Over grilled fish and a very fine Moselle, Nancy considered the success of the reception.
“You were brilliant tonight, matching all those couples up like that. So smooth, I don’t think anyone noticed but me.”
“That’s because you were doing the same thing. I read the files in Rome, too, but it wasn’t hard to pick out who would get along with whom.”
“Not hard for you, maybe, but the rest of us have to work at that. You seem to be able to size up people very quickly – and accurately, I might add.”
“Thanks for the compliment. I don’t know what it is. Maybe a sixth sense.”
“It’s a gift, Jack.

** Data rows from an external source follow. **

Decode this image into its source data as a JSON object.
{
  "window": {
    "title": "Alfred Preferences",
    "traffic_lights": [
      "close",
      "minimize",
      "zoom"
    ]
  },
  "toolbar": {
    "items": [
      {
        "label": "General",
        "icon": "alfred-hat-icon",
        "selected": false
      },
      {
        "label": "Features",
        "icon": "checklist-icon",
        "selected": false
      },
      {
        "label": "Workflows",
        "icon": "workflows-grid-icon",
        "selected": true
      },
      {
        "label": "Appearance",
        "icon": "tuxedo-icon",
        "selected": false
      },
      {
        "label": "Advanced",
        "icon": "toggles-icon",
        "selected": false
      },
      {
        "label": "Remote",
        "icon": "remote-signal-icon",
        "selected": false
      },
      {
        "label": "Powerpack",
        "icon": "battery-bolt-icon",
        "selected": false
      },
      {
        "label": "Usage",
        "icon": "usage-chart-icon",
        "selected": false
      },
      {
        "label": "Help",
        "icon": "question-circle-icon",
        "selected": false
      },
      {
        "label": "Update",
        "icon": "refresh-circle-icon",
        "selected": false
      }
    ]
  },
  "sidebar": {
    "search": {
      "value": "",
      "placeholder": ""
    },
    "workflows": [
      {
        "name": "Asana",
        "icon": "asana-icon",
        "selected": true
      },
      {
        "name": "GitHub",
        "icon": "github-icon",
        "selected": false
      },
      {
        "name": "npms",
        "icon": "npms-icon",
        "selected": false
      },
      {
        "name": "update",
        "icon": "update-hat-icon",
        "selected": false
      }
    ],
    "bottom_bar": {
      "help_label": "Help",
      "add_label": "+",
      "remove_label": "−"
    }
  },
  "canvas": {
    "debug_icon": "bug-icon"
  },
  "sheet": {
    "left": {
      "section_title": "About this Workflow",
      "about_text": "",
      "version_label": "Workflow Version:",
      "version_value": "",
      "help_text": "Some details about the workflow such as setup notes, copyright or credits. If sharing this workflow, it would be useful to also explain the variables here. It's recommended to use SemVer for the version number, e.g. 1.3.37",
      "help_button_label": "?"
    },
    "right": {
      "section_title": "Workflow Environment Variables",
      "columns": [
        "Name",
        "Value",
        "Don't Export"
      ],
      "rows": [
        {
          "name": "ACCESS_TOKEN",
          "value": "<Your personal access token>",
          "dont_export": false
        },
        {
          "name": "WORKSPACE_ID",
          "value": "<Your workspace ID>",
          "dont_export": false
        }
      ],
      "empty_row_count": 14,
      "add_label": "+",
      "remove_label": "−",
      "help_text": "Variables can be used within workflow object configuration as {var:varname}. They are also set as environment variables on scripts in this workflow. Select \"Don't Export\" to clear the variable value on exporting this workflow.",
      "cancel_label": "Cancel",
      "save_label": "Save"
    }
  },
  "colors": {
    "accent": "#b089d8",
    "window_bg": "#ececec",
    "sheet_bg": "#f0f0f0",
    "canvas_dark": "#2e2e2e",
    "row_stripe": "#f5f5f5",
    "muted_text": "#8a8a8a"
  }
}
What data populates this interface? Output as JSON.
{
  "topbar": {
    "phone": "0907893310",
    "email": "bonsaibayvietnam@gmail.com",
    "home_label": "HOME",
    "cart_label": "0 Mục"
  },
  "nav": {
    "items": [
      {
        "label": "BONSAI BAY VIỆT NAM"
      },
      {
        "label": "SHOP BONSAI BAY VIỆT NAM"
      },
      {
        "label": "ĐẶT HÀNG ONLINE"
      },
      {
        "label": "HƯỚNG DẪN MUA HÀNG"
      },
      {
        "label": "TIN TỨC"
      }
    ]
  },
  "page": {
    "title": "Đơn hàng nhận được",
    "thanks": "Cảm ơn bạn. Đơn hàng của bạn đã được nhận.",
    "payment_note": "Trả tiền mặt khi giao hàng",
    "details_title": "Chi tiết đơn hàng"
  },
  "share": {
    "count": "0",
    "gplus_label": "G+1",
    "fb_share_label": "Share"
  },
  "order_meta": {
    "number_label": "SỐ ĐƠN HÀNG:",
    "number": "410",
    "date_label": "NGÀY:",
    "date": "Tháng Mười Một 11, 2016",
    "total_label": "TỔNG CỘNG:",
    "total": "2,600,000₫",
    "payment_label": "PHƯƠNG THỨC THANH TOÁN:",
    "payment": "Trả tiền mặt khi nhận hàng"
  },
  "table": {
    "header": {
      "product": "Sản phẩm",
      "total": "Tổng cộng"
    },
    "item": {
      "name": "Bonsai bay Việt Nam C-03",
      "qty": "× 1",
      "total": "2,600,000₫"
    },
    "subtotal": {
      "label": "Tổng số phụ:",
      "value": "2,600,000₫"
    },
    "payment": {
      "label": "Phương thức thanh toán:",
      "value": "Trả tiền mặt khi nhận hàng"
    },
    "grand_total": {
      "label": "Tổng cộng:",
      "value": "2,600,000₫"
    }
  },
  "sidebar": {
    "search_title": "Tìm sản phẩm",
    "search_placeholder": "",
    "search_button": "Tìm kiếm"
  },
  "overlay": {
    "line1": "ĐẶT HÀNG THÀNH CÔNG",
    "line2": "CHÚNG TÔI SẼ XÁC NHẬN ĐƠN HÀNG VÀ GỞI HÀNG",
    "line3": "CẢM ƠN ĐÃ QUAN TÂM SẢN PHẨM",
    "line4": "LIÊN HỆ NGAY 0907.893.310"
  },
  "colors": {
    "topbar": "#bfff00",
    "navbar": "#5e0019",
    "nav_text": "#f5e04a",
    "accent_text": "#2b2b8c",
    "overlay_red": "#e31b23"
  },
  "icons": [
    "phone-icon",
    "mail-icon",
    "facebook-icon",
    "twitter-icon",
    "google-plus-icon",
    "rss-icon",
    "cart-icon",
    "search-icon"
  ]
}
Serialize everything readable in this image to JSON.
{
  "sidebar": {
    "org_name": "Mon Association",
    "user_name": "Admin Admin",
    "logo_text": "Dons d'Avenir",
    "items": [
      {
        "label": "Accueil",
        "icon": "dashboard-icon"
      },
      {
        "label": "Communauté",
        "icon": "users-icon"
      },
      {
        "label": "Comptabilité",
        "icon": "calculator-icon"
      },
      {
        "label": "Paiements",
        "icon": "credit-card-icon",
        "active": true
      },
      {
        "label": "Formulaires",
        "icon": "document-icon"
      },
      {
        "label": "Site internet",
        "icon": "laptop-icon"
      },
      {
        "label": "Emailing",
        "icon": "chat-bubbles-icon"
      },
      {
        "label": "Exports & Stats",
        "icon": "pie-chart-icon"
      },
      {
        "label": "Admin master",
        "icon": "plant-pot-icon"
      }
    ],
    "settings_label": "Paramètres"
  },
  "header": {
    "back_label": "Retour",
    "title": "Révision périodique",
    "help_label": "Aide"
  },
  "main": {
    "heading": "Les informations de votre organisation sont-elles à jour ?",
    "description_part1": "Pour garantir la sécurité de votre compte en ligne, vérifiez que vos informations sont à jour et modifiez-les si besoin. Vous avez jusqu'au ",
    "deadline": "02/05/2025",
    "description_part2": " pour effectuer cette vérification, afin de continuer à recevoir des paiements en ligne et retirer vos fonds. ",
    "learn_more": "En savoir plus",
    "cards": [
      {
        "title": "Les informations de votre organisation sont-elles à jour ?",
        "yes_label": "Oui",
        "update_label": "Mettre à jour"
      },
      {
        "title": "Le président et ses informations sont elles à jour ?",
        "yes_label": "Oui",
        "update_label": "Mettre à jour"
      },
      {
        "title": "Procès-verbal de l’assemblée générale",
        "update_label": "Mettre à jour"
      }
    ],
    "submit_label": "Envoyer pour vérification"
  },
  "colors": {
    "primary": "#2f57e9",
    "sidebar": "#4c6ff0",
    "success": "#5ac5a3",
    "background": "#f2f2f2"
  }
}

And it’s one of the reasons I wanted you to be here for these meetings.” She sipped her wine. “I envy you, sometimes.”
“Well, it has its downside.”
Jack looked at her for a while, his face a little darker and sadder.
“One of the things I like about you is that you’ve never asked me why I never married.”
“None of my business,” Nancy said quickly.
“In marriage?” Nancy grinned.
“No, silly!” Jack’s face lit back up. “In the answer.”
“No, but if it has something to do with your gift, then yes.”
“The usual line is that I never met the right woman.” Jack took a sip of his wine. “Meeting women isn’t the problem. Seeing through them is.”
“Perhaps you judge them too harshly.”
“I don’t think so. I don’t judge them at all. I genuinely like the people I meet, women included. But I can’t stand phonies, or people who want to use other people.”
“Let me guess. The women you attract all want you for something else, not you.”
“Something like that. I’m a catch, not a person.”
“Is it really that sad?”
“Well, I have met a few wonderful women I could fall in love with.”
“Let me guess again. They’re all married.”
“Except for the lesbian and the one who became a nun.”
“You’re kidding!” She laughed.
“No. Really. They were honest and fun and interesting. Everything I like in a person. It just wasn’t meant to be.”
They shared light-hearted conversation after that, mostly about Joe, and Jack’s niece, Elly.
“You’re really fond of her, aren’t you?”
“She’s probably closer to me than anyone in the family. My sister is a nurse. When I lived in New York, Elly would come to my house after school when Bea worked the afternoon shift. She’s a fun kid, maybe because I’m her uncle, not her father.”
“Bea’s a single mother, I take it.”
“Yes, Jim was collateral damage in a drive-by shooting on the upper East Side. He was bringing home pizza for supper.”
“Me, too. Elly was seven. Too young to understand, but old enough to remember.”
“Same age as Joe when his father died.”
Jack nodded. They sat silently for a while.
“Dessert?” he asked, finally.
“I’m full, thanks.”
Jack signaled for the bill. On the way back, Nancy thought about his gift.
“So, what will you do when you find an unmarried woman who isn’t after your money or your career prospects?”
“I don’t know. It depends on what she wants. It’s not about me, you know.”
The cab pulled up to the hotel. Outside their rooms, they paused. They each reached for the other’s hand at the same time.
“Thank you,” they both said at the same time. And laughed. Then they stood there, each knowing what the other wanted, unable to speak. Finally, Nancy took her hand back.